The fight building over Nevada’s groundwater might never have started, if not for a space-age nuclear weapons program. In the late 1970s — at the same time he was hoping to create a legacy as a champion of arms control — President Jimmy Carter backed the MX missile program, a plan to shuffle 200 intercontinental ballistic missiles between 4,600 shelters in the Great Basin. The shell game was essentially a bluff, meant to force the Soviets to the negotiating table or risk blowing their entire nuclear wad shooting missiles at empty bunkers.

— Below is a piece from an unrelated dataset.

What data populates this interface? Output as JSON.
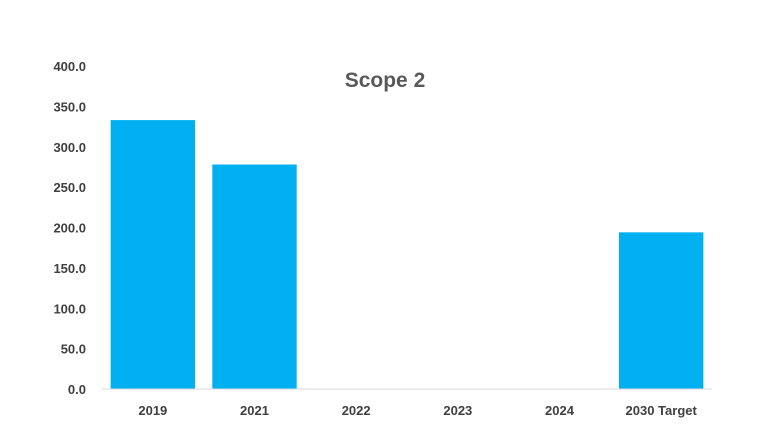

To the rural Nevadans who were going to be on the receiving end of a project designed to draw Soviet fire, the MX program made less sense. Environmentalists, Indians, ranchers and academics allied to mount a fight that swept the state. Steve Bradhurst, who directed the fight against the MX program for the governor’s office, says, "Wherever you went, particularly in rural Nevada, you’d see stop signs … you’d see ‘STOP,’ and then people would paint on ‘MX’ underneath."
In 1981, Nevada Sen. Paul Laxalt, a close friend of and the campaign chairman for Ronald Reagan, prevailed upon the newly elected president to ax the program.
Although the program never put a single missile in the desert, the search for the water it would have required significantly advanced scientists’ understanding of the desert’s aquifers.